NetEase has partly attributed its decision to the need for more financing, which it wants to use to expand its business. But she also made clear that she believed the United States had become more hostile to Chinese companies, as regulators and legislators were looking into new rules that would lead to more stringent scrutiny. Some restrictions can make it more difficult for companies to go public or trade in New York.
The issuance of such rules “can cause investor uncertainty for affected exporters, including us, our market price.” [US shares] May be affected negatively, and our listing may be canceled if we cannot “meet the requirements”, NetEase wrote in registrations to the Hong Kong Stock Exchange.
Netease’s admission is a sign of how deteriorating the relationship between the United States and China is – and how much it is at stake for Chinese companies that are not implementing a viable backup plan.
Other companies are considering Hong Kong as well
“Technology giants in China see Hong Kong as a middle ground,” said Brooke Silvers, chief investment officer of Hong Kong-based Adamas Asset Management.
He added that the city is “under Chinese control, but still has access to the US dollar.” Unlike mainland China, where there are severe restrictions on capital entering and leaving the country, Hong Kong allows capital to flow more openly. The city’s currency is freely convertible.
NetEase will not be the last company to look into Hong Kong either. About 37 Chinese companies fulfill the requirements to do so, according to the data provider Refinitive, based on their market value, amount of revenue and ability to comply with regulations.
Baidu and Trip.com declined to comment. But Baidu’s founder and chief Robin Lee recently suggested that his business could go to Hong Kong if necessary.
But Beijing has eased some of those restrictions in recent years as part of a drive to push Chinese companies home.
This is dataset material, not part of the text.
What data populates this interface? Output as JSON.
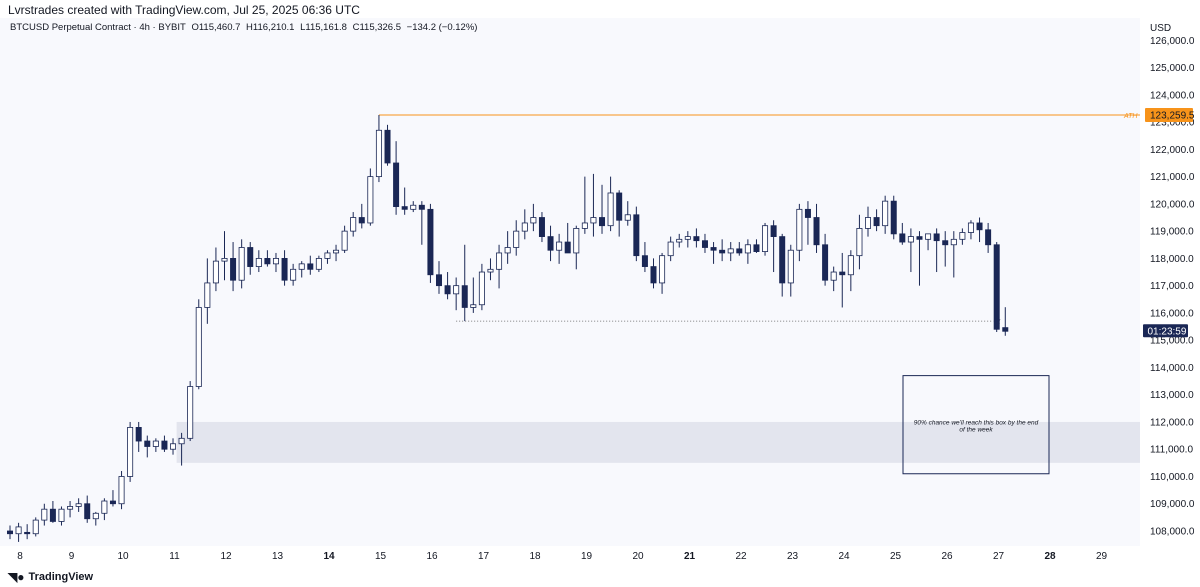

The country is trying to improve its position as a superpower in technology, and the more valuable some of the companies approach, the more influence the government will have on them.
“The political calculations that prompted Chinese technology companies listed in the United States to seek secondary listing were originally Beijing’s desire to put these companies under their bureaucratic control,” said Silvers. “But it developed in light of the trade war and the subsequent disengagement.”
But analysts at Goldman Sachs will only force those companies to cancel the list if it cannot be audited for three consecutive years.
Even the prospect of more stringent regulatory scrutiny, though, “is likely to accelerate the trend of its dual listing on the market. [Hong Kong] The Market, “Goldman analysts wrote in a recent report.
The pressure also comes from the Trump administration. On Thursday, Secretary of State Mike Pompeo praised “NASDAQ” for proposing new compliance rules that could affect Chinese companies, adding that other exchanges should consider similar regulations.
Pros and cons of Hong Kong
“we think that [Hang Seng] “It will undergo a similar change over the next few years, and it will become an indicator that mainly reflects the growth of new economic companies in China,” they wrote.
After all, Ali Baba was a great success story for the city. Shares of the Hong Kong-listed company have jumped 19% since it began trading last November.
“Other companies are following suit,” said Hong Hao, general manager and head of research for the International Telecommunication Bank in Hong Kong. “It is recommended that you have a plan B.”
However, Trump’s announcement did not include any specific sanctions related to the financial sector in Hong Kong. It appears that the Hong Kong dollar’s peg to the dollar is now safe: the city authorities reassured investors this week that they have sufficient reserves to maintain the peg, keeping the city’s currency trading within a narrow and stable range.